Florence is entitled to an award of $500 per month only until the time of Kenneth’s retirement. When Kenneth retires, Florence will receive an amount not to exceed one-third of his retirement benefits per month. Kenneth testified that he could retire from his job with the FmHA within two years, having completed 30 years of service, and receive a monthly pension of approximately $900.

After reviewing the record in this case and the applicable authority, we are not left with a definite and firm conviction that a mistake has been made. We cannot say that the division of property and the award of alimony to Florence were clearly erroneous.

For the reasons stated in this opinion, we affirm the judgment.

ERICKSTAD, C.J., and PEDERSON, VANDE WALLE and SAND, JJ., concur. 
      
      . In Williams v.
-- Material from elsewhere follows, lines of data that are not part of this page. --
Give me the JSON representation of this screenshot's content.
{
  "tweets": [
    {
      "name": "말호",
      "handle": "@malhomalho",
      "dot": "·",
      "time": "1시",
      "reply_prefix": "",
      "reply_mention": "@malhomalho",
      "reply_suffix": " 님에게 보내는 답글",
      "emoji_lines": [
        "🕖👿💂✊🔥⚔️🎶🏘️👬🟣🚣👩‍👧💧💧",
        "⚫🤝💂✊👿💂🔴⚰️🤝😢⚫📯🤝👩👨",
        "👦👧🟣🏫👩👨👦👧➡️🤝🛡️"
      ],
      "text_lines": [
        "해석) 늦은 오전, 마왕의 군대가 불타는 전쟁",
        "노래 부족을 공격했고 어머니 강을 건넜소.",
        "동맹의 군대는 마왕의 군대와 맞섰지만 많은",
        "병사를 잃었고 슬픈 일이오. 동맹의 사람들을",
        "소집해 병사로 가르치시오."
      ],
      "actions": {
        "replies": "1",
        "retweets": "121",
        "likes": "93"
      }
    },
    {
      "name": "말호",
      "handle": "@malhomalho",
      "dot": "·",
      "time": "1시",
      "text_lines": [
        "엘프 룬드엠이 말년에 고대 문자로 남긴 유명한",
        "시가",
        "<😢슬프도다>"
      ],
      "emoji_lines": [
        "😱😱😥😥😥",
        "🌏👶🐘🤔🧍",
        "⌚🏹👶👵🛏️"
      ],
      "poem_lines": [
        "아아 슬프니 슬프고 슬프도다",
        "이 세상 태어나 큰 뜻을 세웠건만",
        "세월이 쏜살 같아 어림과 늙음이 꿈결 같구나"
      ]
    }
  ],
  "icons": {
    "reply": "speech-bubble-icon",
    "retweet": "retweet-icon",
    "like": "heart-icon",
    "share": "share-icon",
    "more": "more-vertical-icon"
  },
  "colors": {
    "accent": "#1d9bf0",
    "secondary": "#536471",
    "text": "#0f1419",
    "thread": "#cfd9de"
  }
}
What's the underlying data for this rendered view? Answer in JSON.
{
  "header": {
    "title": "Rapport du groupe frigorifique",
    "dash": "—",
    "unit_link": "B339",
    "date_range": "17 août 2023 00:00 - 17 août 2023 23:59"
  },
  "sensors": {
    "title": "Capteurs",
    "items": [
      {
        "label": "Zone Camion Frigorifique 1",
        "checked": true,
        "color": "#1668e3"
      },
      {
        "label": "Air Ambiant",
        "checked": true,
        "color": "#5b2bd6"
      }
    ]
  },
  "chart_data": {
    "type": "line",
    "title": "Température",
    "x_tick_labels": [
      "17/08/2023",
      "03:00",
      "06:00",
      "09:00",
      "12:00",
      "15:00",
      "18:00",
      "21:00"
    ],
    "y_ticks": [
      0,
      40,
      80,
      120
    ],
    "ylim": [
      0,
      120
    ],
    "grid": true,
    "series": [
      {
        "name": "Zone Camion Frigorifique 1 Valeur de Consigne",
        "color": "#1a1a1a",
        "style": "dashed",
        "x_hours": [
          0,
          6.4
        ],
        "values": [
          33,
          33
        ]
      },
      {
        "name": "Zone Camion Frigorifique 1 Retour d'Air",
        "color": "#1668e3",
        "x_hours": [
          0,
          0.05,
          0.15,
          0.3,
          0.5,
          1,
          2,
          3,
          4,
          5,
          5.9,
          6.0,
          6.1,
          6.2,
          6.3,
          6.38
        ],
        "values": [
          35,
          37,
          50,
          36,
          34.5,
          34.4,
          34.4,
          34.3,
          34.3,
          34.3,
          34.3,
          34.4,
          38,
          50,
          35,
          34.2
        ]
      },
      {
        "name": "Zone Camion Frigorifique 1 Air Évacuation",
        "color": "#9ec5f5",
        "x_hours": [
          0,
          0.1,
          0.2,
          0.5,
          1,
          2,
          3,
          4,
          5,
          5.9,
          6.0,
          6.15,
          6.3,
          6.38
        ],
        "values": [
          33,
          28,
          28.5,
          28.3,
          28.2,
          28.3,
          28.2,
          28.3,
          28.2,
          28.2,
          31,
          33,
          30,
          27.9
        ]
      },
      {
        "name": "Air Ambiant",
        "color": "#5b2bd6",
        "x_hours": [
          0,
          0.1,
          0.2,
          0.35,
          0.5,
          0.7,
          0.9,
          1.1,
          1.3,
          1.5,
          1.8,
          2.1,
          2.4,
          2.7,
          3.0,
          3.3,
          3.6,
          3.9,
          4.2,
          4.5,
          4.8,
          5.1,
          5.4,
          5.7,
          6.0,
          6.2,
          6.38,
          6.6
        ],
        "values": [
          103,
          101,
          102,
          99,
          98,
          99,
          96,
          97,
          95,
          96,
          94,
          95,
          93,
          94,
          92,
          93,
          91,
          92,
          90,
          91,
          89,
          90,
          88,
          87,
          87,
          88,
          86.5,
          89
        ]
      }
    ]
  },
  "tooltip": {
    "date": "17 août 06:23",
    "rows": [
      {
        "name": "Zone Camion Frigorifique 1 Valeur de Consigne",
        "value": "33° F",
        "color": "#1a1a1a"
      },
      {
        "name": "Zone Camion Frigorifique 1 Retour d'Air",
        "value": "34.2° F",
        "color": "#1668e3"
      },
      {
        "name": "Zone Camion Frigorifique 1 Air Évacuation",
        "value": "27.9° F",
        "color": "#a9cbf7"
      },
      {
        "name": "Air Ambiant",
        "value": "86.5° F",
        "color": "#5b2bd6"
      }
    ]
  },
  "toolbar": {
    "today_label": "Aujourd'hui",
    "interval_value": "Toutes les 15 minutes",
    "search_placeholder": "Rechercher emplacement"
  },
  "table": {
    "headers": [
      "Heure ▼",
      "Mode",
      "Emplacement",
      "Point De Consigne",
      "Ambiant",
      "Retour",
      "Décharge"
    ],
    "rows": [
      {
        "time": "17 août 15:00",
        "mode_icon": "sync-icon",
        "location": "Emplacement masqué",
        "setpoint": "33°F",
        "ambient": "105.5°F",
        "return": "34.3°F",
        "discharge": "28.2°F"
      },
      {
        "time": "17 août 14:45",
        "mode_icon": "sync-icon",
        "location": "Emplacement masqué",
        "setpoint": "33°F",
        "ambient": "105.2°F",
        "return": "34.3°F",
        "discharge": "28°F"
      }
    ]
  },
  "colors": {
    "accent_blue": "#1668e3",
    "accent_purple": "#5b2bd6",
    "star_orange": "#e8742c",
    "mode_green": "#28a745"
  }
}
Williams, 302 N.W.2d 754, 757 (N.D.1981), this court stated:
      “While no specific rules for the distribution of property exist, N.D.C.C. Section 14-05-24 provides certain guidelines for the trial court:
      
        “14-05-24. Permanent alimony — Division of property. — When a divorce is granted, the court shall make such equitable distribution of the real and personal property of the parties as may seem just and proper, and may compel either of the parties to provide for the maintenance of the children of the marriage, and to make such suitable allowances to the other party for support during life or for a shorter period as to the court may seem just, having regard to the circumstances of the parties respectively. The court from time to time may modify its orders in these respects.”
      “In light of this section this court has sanctioned awards based upon the guidelines enumerated in Ruff v. Ruff, 78 N.D. 775, 52 N.W.2d 107 (1952), and Fischer v. Fischer, 139 N.W.2d 845 (N.D.1966), commonly referred to as the ‘Ruff-Fischer Guidelines.’ These guidelines allow a trial court to consider the respective ages of the parties to the marriage; their earning abilities; the duration of the marriage and the conduct of each during the marriage; their station in life; the circumstances and necessities of each; their health and physical condition; their financial circumstances as shown by the property owned at the time; its value and its income-producing capacity, if any, and whether it was accumulated or acquired before or after the marriage; and such other matters as may be material.”